Finishing is the process used to prepare cast components for industrial use. In this next series of blogs, we will be taking a more detailed look at five widely used finishing techniques – painting, alochroming, anodising shot blasting and shot peening.
Painting gives components exceptional wear and corrosion resistance and a good surface finish. The two main techniques used at Haworth Castings are powder coating and wet painting.
Powder coating is one of the most popular finishing techniques that has been in use since the 1950s. It is employed on a whole host of products found all around us, from household goods, such as washing machines, through to aluminium windows, tractors and cranes.
Powder coating is a ‘dry’ process that produces a hard-wearing surface finish. The part is first thoroughly cleaned to remove any surface grease, oil, dust or other contaminants. It can be pre-treated with phosphates or chromates to enhance the durability of the finishing coating.
Next, finely ground particles of powdered paint pigment are sprayed onto the surface of the component using an electrostatic spray gun. These particles are attracted to the part using the electrostatic charge. The part is then heated in a curing oven to melt the powder and form a hard, durable skin.
Powder coatings are available in a very large range of colours and they can produce varying textures, depending on the requirement and end use.
These coatings offer higher levels of abrasion and wear resistance than wet paint finishes – due to the thermal bonding involved. They also produce thicker coatings than liquid paint and a more even surface finish.
Importantly, powder coatings offer many environmental benefits over liquid paints as they do not contain solvents and release little or no volatile organic compounds (VOCs) into the atmosphere.
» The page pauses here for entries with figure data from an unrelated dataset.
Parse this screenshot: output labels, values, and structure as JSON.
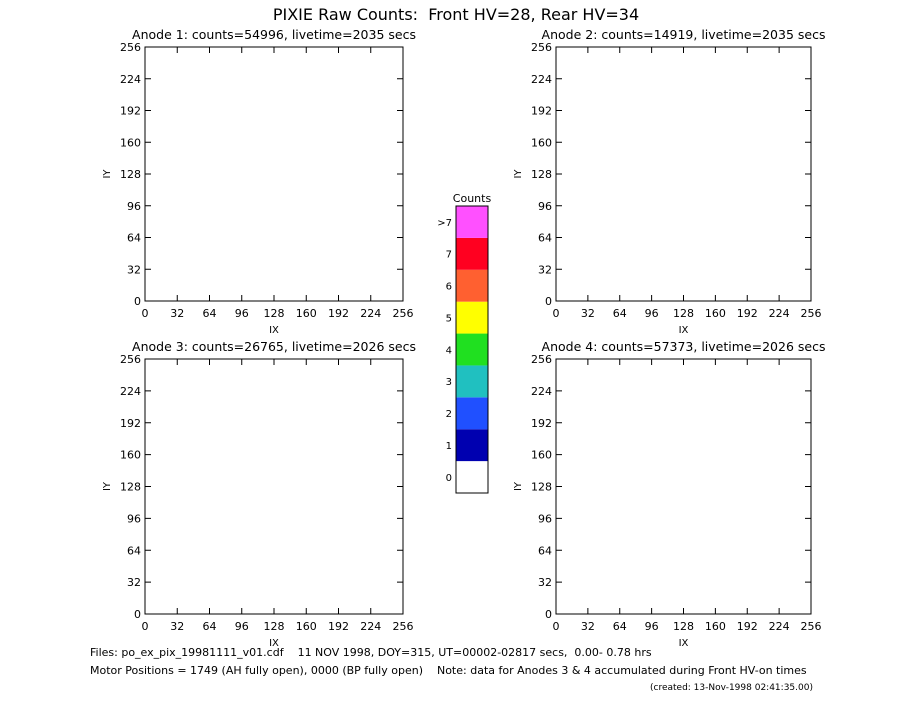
{
  "title": "PIXIE Raw Counts:  Front HV=28, Rear HV=34",
  "chart_data": [
    {
      "type": "heatmap",
      "title": "Anode 1: counts=54996, livetime=2035 secs",
      "x_label": "IX",
      "y_label": "IY",
      "xlim": [
        0,
        256
      ],
      "ylim": [
        0,
        256
      ],
      "xticks": [
        0,
        32,
        64,
        96,
        128,
        160,
        192,
        224,
        256
      ],
      "yticks": [
        0,
        32,
        64,
        96,
        128,
        160,
        192,
        224,
        256
      ]
    },
    {
      "type": "heatmap",
      "title": "Anode 2: counts=14919, livetime=2035 secs",
      "x_label": "IX",
      "y_label": "IY",
      "xlim": [
        0,
        256
      ],
      "ylim": [
        0,
        256
      ],
      "xticks": [
        0,
        32,
        64,
        96,
        128,
        160,
        192,
        224,
        256
      ],
      "yticks": [
        0,
        32,
        64,
        96,
        128,
        160,
        192,
        224,
        256
      ]
    },
    {
      "type": "heatmap",
      "title": "Anode 3: counts=26765, livetime=2026 secs",
      "x_label": "IX",
      "y_label": "IY",
      "xlim": [
        0,
        256
      ],
      "ylim": [
        0,
        256
      ],
      "xticks": [
        0,
        32,
        64,
        96,
        128,
        160,
        192,
        224,
        256
      ],
      "yticks": [
        0,
        32,
        64,
        96,
        128,
        160,
        192,
        224,
        256
      ]
    },
    {
      "type": "heatmap",
      "title": "Anode 4: counts=57373, livetime=2026 secs",
      "x_label": "IX",
      "y_label": "IY",
      "xlim": [
        0,
        256
      ],
      "ylim": [
        0,
        256
      ],
      "xticks": [
        0,
        32,
        64,
        96,
        128,
        160,
        192,
        224,
        256
      ],
      "yticks": [
        0,
        32,
        64,
        96,
        128,
        160,
        192,
        224,
        256
      ]
    }
  ],
  "colorbar": {
    "title": "Counts",
    "labels": [
      "0",
      "1",
      "2",
      "3",
      "4",
      "5",
      "6",
      "7",
      ">7"
    ],
    "colors": [
      "#ffffff",
      "#0000b0",
      "#2050ff",
      "#20c0c0",
      "#20e020",
      "#ffff00",
      "#ff6030",
      "#ff0020",
      "#ff50ff"
    ]
  },
  "footer": [
    "Files: po_ex_pix_19981111_v01.cdf    11 NOV 1998, DOY=315, UT=00002-02817 secs,  0.00- 0.78 hrs",
    "Motor Positions = 1749 (AH fully open), 0000 (BP fully open)    Note: data for Anodes 3 & 4 accumulated during Front HV-on times",
    "(created: 13-Nov-1998 02:41:35.00)"
  ]
}
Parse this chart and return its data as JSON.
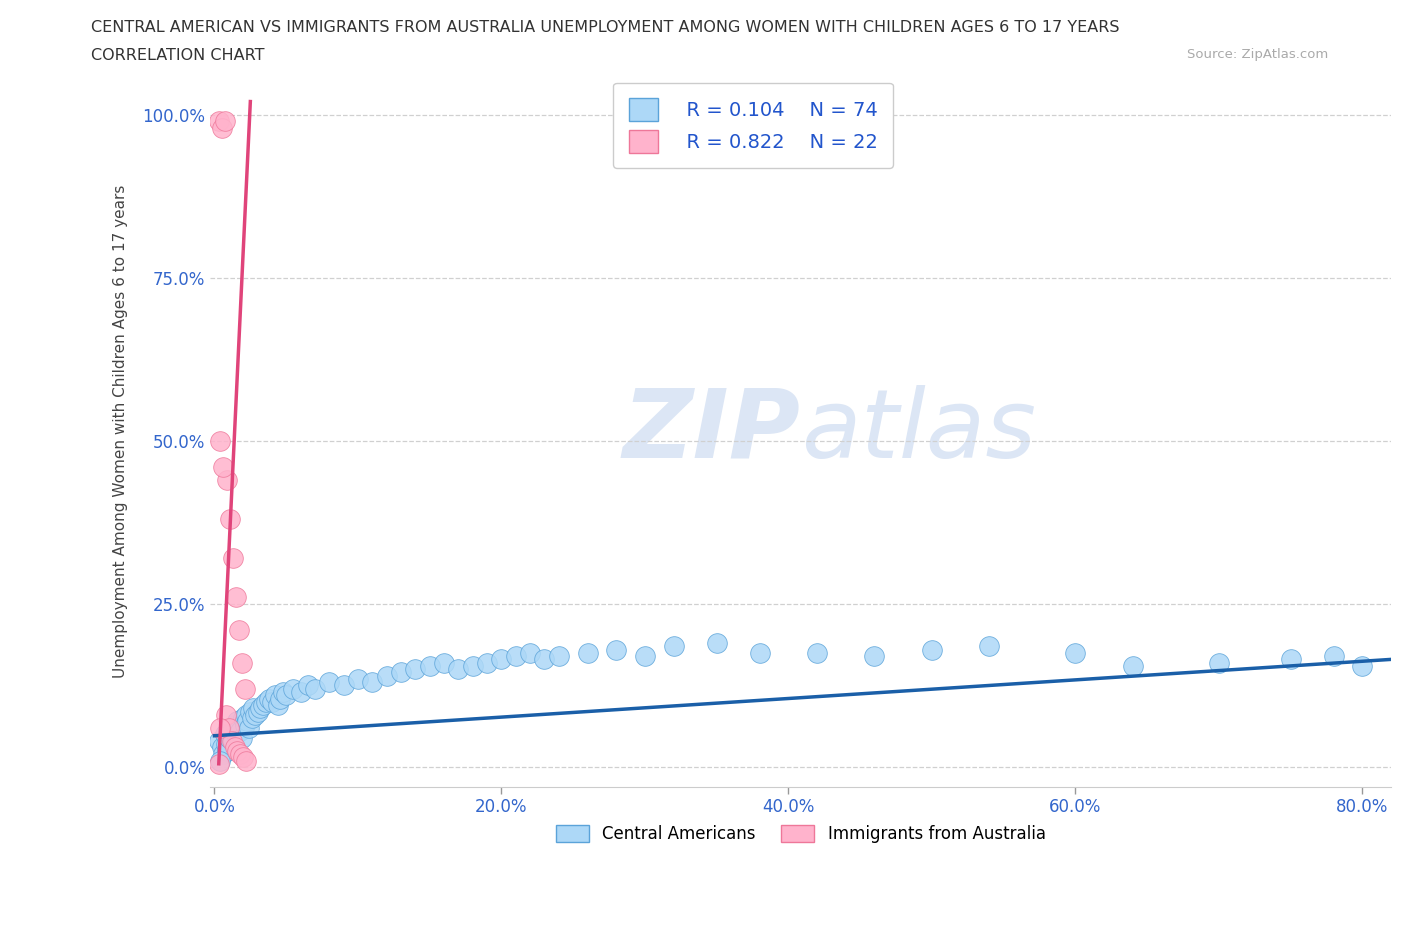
{
  "title_line1": "CENTRAL AMERICAN VS IMMIGRANTS FROM AUSTRALIA UNEMPLOYMENT AMONG WOMEN WITH CHILDREN AGES 6 TO 17 YEARS",
  "title_line2": "CORRELATION CHART",
  "source_text": "Source: ZipAtlas.com",
  "ylabel": "Unemployment Among Women with Children Ages 6 to 17 years",
  "xlim": [
    -0.003,
    0.82
  ],
  "ylim": [
    -0.03,
    1.06
  ],
  "xticks": [
    0.0,
    0.2,
    0.4,
    0.6,
    0.8
  ],
  "xticklabels": [
    "0.0%",
    "20.0%",
    "40.0%",
    "60.0%",
    "80.0%"
  ],
  "yticks": [
    0.0,
    0.25,
    0.5,
    0.75,
    1.0
  ],
  "yticklabels": [
    "0.0%",
    "25.0%",
    "50.0%",
    "75.0%",
    "100.0%"
  ],
  "blue_color": "#add8f7",
  "blue_edge": "#5ba3d9",
  "pink_color": "#ffb3cc",
  "pink_edge": "#ee7799",
  "blue_line_color": "#1a5fa8",
  "pink_line_color": "#e0447a",
  "grid_color": "#d0d0d0",
  "watermark_color": "#dce6f5",
  "legend_r1": "R = 0.104",
  "legend_n1": "N = 74",
  "legend_r2": "R = 0.822",
  "legend_n2": "N = 22",
  "legend_label1": "Central Americans",
  "legend_label2": "Immigrants from Australia",
  "blue_x": [
    0.003,
    0.005,
    0.006,
    0.007,
    0.008,
    0.009,
    0.01,
    0.011,
    0.012,
    0.013,
    0.014,
    0.015,
    0.016,
    0.017,
    0.018,
    0.019,
    0.02,
    0.021,
    0.022,
    0.023,
    0.024,
    0.025,
    0.026,
    0.027,
    0.028,
    0.03,
    0.032,
    0.034,
    0.036,
    0.038,
    0.04,
    0.042,
    0.044,
    0.046,
    0.048,
    0.05,
    0.055,
    0.06,
    0.065,
    0.07,
    0.08,
    0.09,
    0.1,
    0.11,
    0.12,
    0.13,
    0.14,
    0.15,
    0.16,
    0.17,
    0.18,
    0.19,
    0.2,
    0.21,
    0.22,
    0.23,
    0.24,
    0.26,
    0.28,
    0.3,
    0.32,
    0.35,
    0.38,
    0.42,
    0.46,
    0.5,
    0.54,
    0.6,
    0.64,
    0.7,
    0.75,
    0.78,
    0.8,
    0.004
  ],
  "blue_y": [
    0.04,
    0.03,
    0.02,
    0.05,
    0.035,
    0.025,
    0.045,
    0.06,
    0.055,
    0.04,
    0.065,
    0.05,
    0.07,
    0.06,
    0.055,
    0.045,
    0.075,
    0.065,
    0.08,
    0.07,
    0.06,
    0.085,
    0.075,
    0.09,
    0.08,
    0.085,
    0.09,
    0.095,
    0.1,
    0.105,
    0.1,
    0.11,
    0.095,
    0.105,
    0.115,
    0.11,
    0.12,
    0.115,
    0.125,
    0.12,
    0.13,
    0.125,
    0.135,
    0.13,
    0.14,
    0.145,
    0.15,
    0.155,
    0.16,
    0.15,
    0.155,
    0.16,
    0.165,
    0.17,
    0.175,
    0.165,
    0.17,
    0.175,
    0.18,
    0.17,
    0.185,
    0.19,
    0.175,
    0.175,
    0.17,
    0.18,
    0.185,
    0.175,
    0.155,
    0.16,
    0.165,
    0.17,
    0.155,
    0.01
  ],
  "pink_x": [
    0.003,
    0.005,
    0.007,
    0.009,
    0.011,
    0.013,
    0.015,
    0.017,
    0.019,
    0.021,
    0.004,
    0.006,
    0.008,
    0.01,
    0.012,
    0.014,
    0.016,
    0.018,
    0.02,
    0.022,
    0.003,
    0.004
  ],
  "pink_y": [
    0.99,
    0.98,
    0.99,
    0.44,
    0.38,
    0.32,
    0.26,
    0.21,
    0.16,
    0.12,
    0.5,
    0.46,
    0.08,
    0.06,
    0.04,
    0.03,
    0.025,
    0.02,
    0.015,
    0.01,
    0.005,
    0.06
  ],
  "blue_trend_x": [
    0.0,
    0.82
  ],
  "blue_trend_y": [
    0.048,
    0.165
  ],
  "pink_trend_x": [
    0.003,
    0.025
  ],
  "pink_trend_y": [
    0.005,
    1.02
  ]
}
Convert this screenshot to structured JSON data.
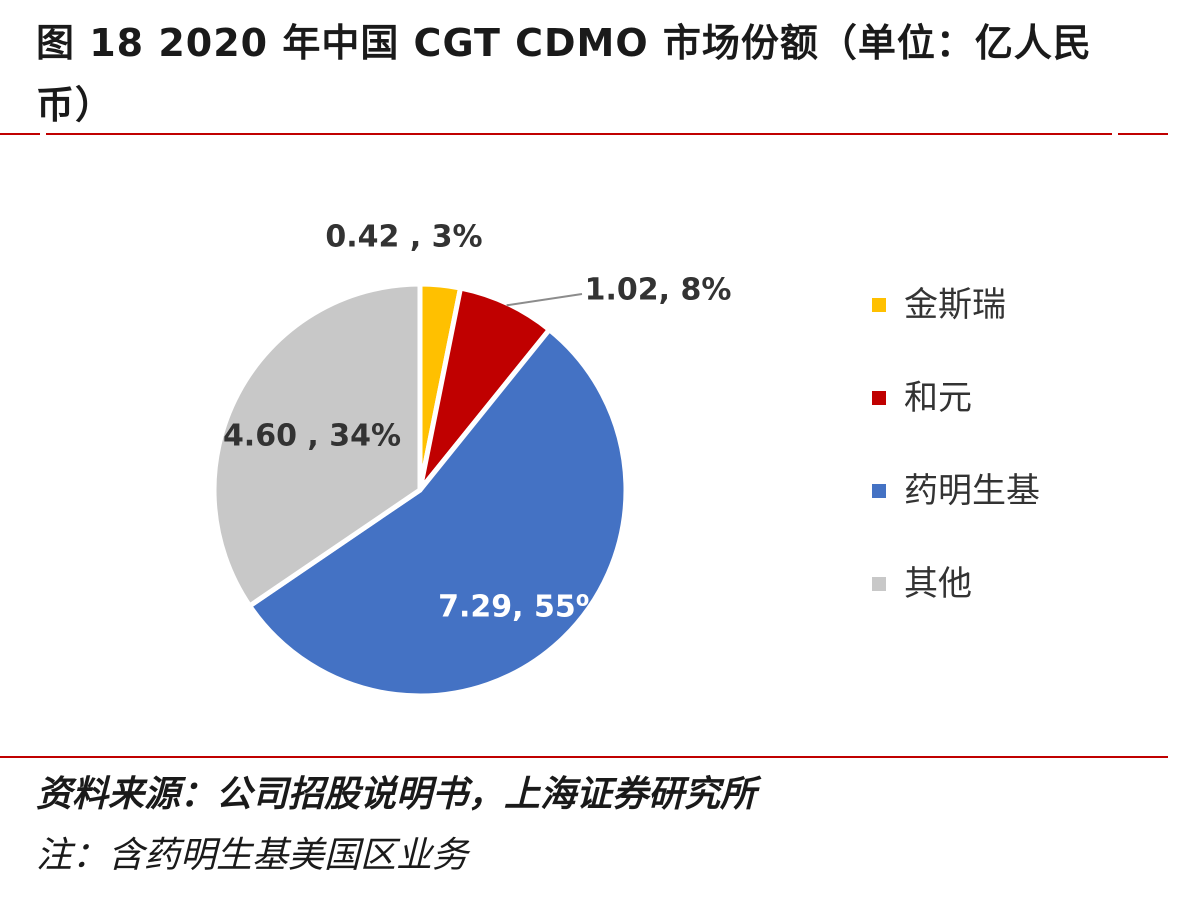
{
  "figure": {
    "title": "图 18 2020 年中国 CGT CDMO 市场份额（单位：亿人民币）",
    "source": "资料来源：公司招股说明书，上海证券研究所",
    "note": "注：含药明生基美国区业务"
  },
  "chart_data": {
    "type": "pie",
    "title": "图 18 2020 年中国 CGT CDMO 市场份额（单位：亿人民币）",
    "unit": "亿人民币",
    "legend_position": "right",
    "categories": [
      "金斯瑞",
      "和元",
      "药明生基",
      "其他"
    ],
    "values": [
      0.42,
      1.02,
      7.29,
      4.6
    ],
    "percentages": [
      3,
      8,
      55,
      34
    ],
    "colors": [
      "#ffc000",
      "#c00000",
      "#4472c4",
      "#c8c8c8"
    ],
    "data_labels": [
      "0.42 , 3%",
      "1.02, 8%",
      "7.29, 55%",
      "4.60 , 34%"
    ]
  }
}
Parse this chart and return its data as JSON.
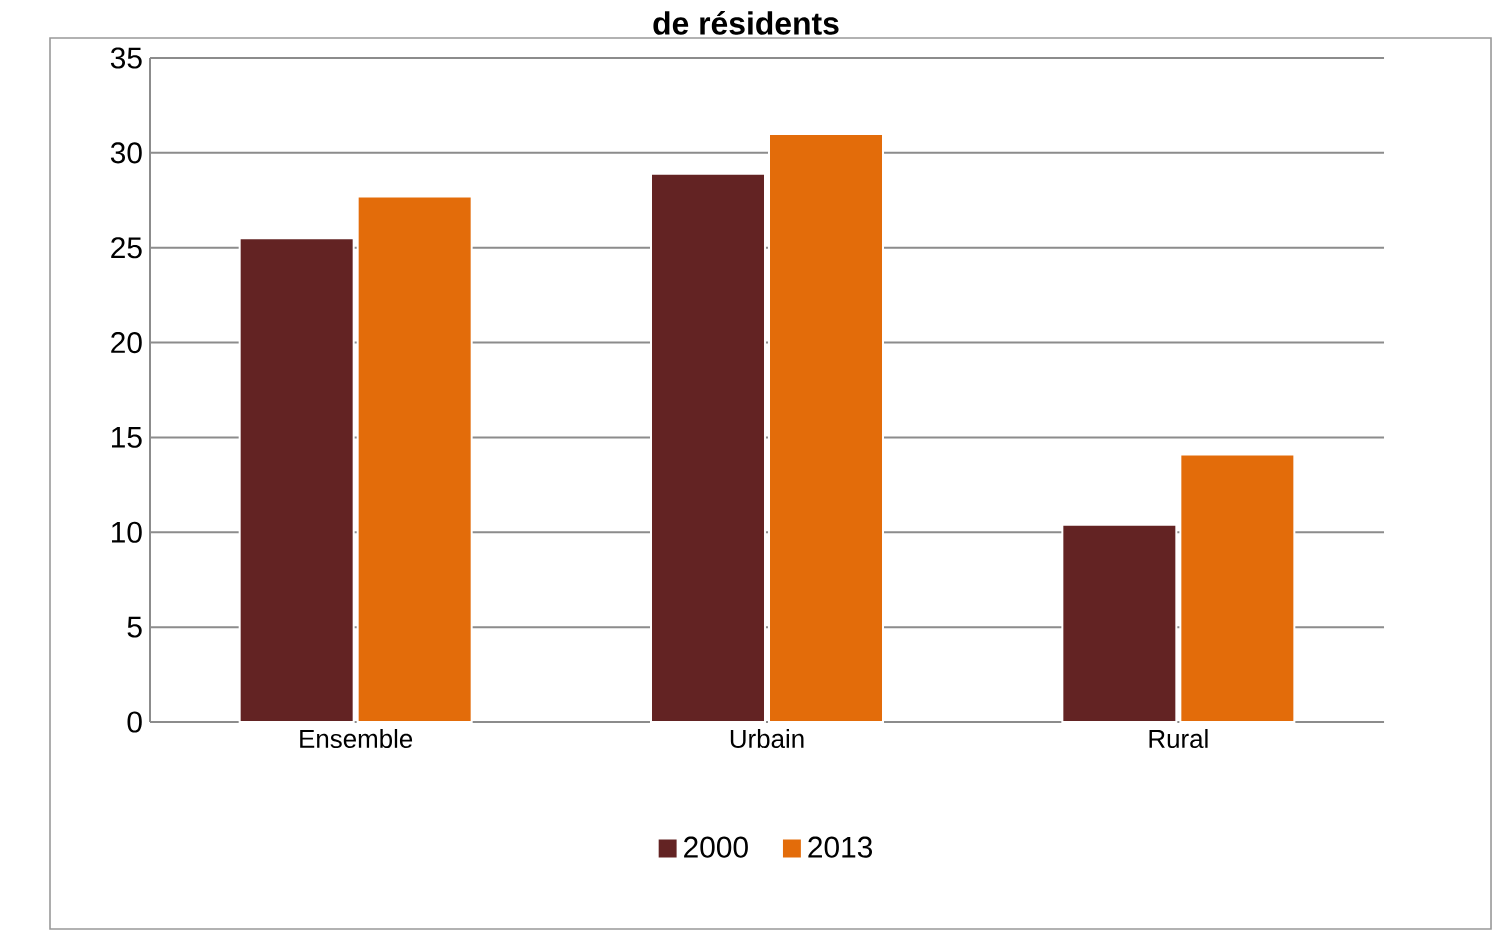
{
  "chart_data": {
    "type": "bar",
    "title": "de résidents",
    "categories": [
      "Ensemble",
      "Urbain",
      "Rural"
    ],
    "series": [
      {
        "name": "2000",
        "color": "#632323",
        "values": [
          25.5,
          28.9,
          10.4
        ]
      },
      {
        "name": "2013",
        "color": "#e36c0a",
        "values": [
          27.7,
          31,
          14.1
        ]
      }
    ],
    "ylim": [
      0,
      35
    ],
    "yticks": [
      0,
      5,
      10,
      15,
      20,
      25,
      30,
      35
    ],
    "grid": "y",
    "legend": "bottom"
  }
}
The materials can also be recycled.
Although the initial set-up costs can be higher than wet paint techniques, powder coating offers long-term benefits with lower maintenance costs.
Using this process, liquid paint is sprayed onto the surfaces of the casting in a coloured pigment suspended in a solvent. While it is being sprayed, the part is rotated to ensure full coverage.
The casting is generally pre-treated with a primer to enhance the protective effects.
Wet spray painting offers several advantages over powder coating. It is particularly useful for parts that cannot be heated for powder coating. Furthermore, it can produce a thinner finish. Finally, wet painting is more economical for small production runs due to the relatively small set-up costs.
The choice of technique is determined by our customers’ requirements and we can advise on the best approach for your project.